Illinois case law seems to confirm this. The court cited Johnson v. Noble, 240 Ill. App. 3d 731, 732-33 (1992), which also concerned a case with one written contract and one oral contract. In that case, as in this one, the defendant sought to compel arbitration based on the written contract, but the plaintiff argued that the claims arose from the oral contract. The trial and appeals courts agreed, saying the dispute was not arbitrable because it arose from a separate oral contract. Similarly, in Board of Managers of Chestnut Hills Condominium Ass’n. v. Pasquinelli, Inc., 354 Ill. App. 3d 749 (2004), an appeals court upheld the plaintiff’s right to sue because the claims at issue were outside the scope of the arbitration agreement.

In this case, the First wrote, defendants had two separate agreements, one oral and one written.

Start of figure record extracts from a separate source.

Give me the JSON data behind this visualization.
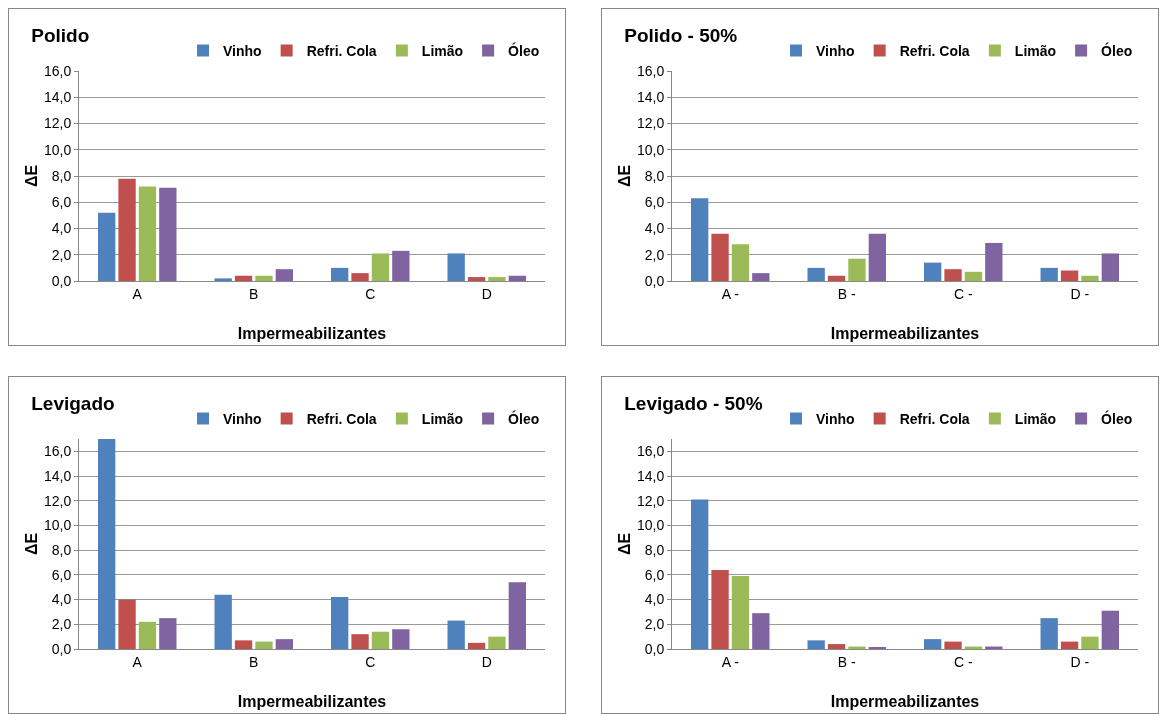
{
  "chart_data": [
    {
      "type": "bar",
      "title": "Polido",
      "xlabel": "Impermeabilizantes",
      "ylabel": "ΔE",
      "categories": [
        "A",
        "B",
        "C",
        "D"
      ],
      "series": [
        {
          "name": "Vinho",
          "color": "#4f81bd",
          "values": [
            5.2,
            0.2,
            1.0,
            2.1
          ]
        },
        {
          "name": "Refri. Cola",
          "color": "#c0504d",
          "values": [
            7.8,
            0.4,
            0.6,
            0.3
          ]
        },
        {
          "name": "Limão",
          "color": "#9bbb59",
          "values": [
            7.2,
            0.4,
            2.1,
            0.3
          ]
        },
        {
          "name": "Óleo",
          "color": "#8064a2",
          "values": [
            7.1,
            0.9,
            2.3,
            0.4
          ]
        }
      ],
      "ylim": [
        0,
        16
      ],
      "yticks": [
        {
          "value": 0,
          "label": "0,0"
        },
        {
          "value": 2,
          "label": "2,0"
        },
        {
          "value": 4,
          "label": "4,0"
        },
        {
          "value": 6,
          "label": "6,0"
        },
        {
          "value": 8,
          "label": "8,0"
        },
        {
          "value": 10,
          "label": "10,0"
        },
        {
          "value": 12,
          "label": "12,0"
        },
        {
          "value": 14,
          "label": "14,0"
        },
        {
          "value": 16,
          "label": "16,0"
        }
      ],
      "grid": "y",
      "legend": "top right"
    },
    {
      "type": "bar",
      "title": "Polido - 50%",
      "xlabel": "Impermeabilizantes",
      "ylabel": "ΔE",
      "categories": [
        "A -",
        "B -",
        "C -",
        "D -"
      ],
      "series": [
        {
          "name": "Vinho",
          "color": "#4f81bd",
          "values": [
            6.3,
            1.0,
            1.4,
            1.0
          ]
        },
        {
          "name": "Refri. Cola",
          "color": "#c0504d",
          "values": [
            3.6,
            0.4,
            0.9,
            0.8
          ]
        },
        {
          "name": "Limão",
          "color": "#9bbb59",
          "values": [
            2.8,
            1.7,
            0.7,
            0.4
          ]
        },
        {
          "name": "Óleo",
          "color": "#8064a2",
          "values": [
            0.6,
            3.6,
            2.9,
            2.1
          ]
        }
      ],
      "ylim": [
        0,
        16
      ],
      "yticks": [
        {
          "value": 0,
          "label": "0,0"
        },
        {
          "value": 2,
          "label": "2,0"
        },
        {
          "value": 4,
          "label": "4,0"
        },
        {
          "value": 6,
          "label": "6,0"
        },
        {
          "value": 8,
          "label": "8,0"
        },
        {
          "value": 10,
          "label": "10,0"
        },
        {
          "value": 12,
          "label": "12,0"
        },
        {
          "value": 14,
          "label": "14,0"
        },
        {
          "value": 16,
          "label": "16,0"
        }
      ],
      "grid": "y",
      "legend": "top right"
    },
    {
      "type": "bar",
      "title": "Levigado",
      "xlabel": "Impermeabilizantes",
      "ylabel": "ΔE",
      "categories": [
        "A",
        "B",
        "C",
        "D"
      ],
      "series": [
        {
          "name": "Vinho",
          "color": "#4f81bd",
          "values": [
            17.0,
            4.4,
            4.2,
            2.3
          ]
        },
        {
          "name": "Refri. Cola",
          "color": "#c0504d",
          "values": [
            4.0,
            0.7,
            1.2,
            0.5
          ]
        },
        {
          "name": "Limão",
          "color": "#9bbb59",
          "values": [
            2.2,
            0.6,
            1.4,
            1.0
          ]
        },
        {
          "name": "Óleo",
          "color": "#8064a2",
          "values": [
            2.5,
            0.8,
            1.6,
            5.4
          ]
        }
      ],
      "ylim": [
        0,
        17
      ],
      "yticks": [
        {
          "value": 0,
          "label": "0,0"
        },
        {
          "value": 2,
          "label": "2,0"
        },
        {
          "value": 4,
          "label": "4,0"
        },
        {
          "value": 6,
          "label": "6,0"
        },
        {
          "value": 8,
          "label": "8,0"
        },
        {
          "value": 10,
          "label": "10,0"
        },
        {
          "value": 12,
          "label": "12,0"
        },
        {
          "value": 14,
          "label": "14,0"
        },
        {
          "value": 16,
          "label": "16,0"
        }
      ],
      "grid": "y",
      "legend": "top right"
    },
    {
      "type": "bar",
      "title": "Levigado - 50%",
      "xlabel": "Impermeabilizantes",
      "ylabel": "ΔE",
      "categories": [
        "A -",
        "B -",
        "C -",
        "D -"
      ],
      "series": [
        {
          "name": "Vinho",
          "color": "#4f81bd",
          "values": [
            12.1,
            0.7,
            0.8,
            2.5
          ]
        },
        {
          "name": "Refri. Cola",
          "color": "#c0504d",
          "values": [
            6.4,
            0.4,
            0.6,
            0.6
          ]
        },
        {
          "name": "Limão",
          "color": "#9bbb59",
          "values": [
            5.9,
            0.2,
            0.2,
            1.0
          ]
        },
        {
          "name": "Óleo",
          "color": "#8064a2",
          "values": [
            2.9,
            0.1,
            0.2,
            3.1
          ]
        }
      ],
      "ylim": [
        0,
        17
      ],
      "yticks": [
        {
          "value": 0,
          "label": "0,0"
        },
        {
          "value": 2,
          "label": "2,0"
        },
        {
          "value": 4,
          "label": "4,0"
        },
        {
          "value": 6,
          "label": "6,0"
        },
        {
          "value": 8,
          "label": "8,0"
        },
        {
          "value": 10,
          "label": "10,0"
        },
        {
          "value": 12,
          "label": "12,0"
        },
        {
          "value": 14,
          "label": "14,0"
        },
        {
          "value": 16,
          "label": "16,0"
        }
      ],
      "grid": "y",
      "legend": "top right"
    }
  ]
}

The dispute arose out of the oral contract, it said, so Marks was not required to conform to the terms of the written contract. In fact, the court said the language of the written contract indicates that the parties did not intend to extend the contract past “this engagement.” For those reasons, it upheld the trial court’s decision and remanded it to the trial court for further proceedings.

When the case returned to the trial court, the parties ultimately agreed to it being dismissed with prejudice pursuant to a stipulation to dismiss.  The defendants denied all of the allegations and the case did not proceed to trial so plaintiff’s claims remained allegations that were not proven at a trial. Defendants maintain that the allegations that they did anything wrong were baseless and lacked any merit.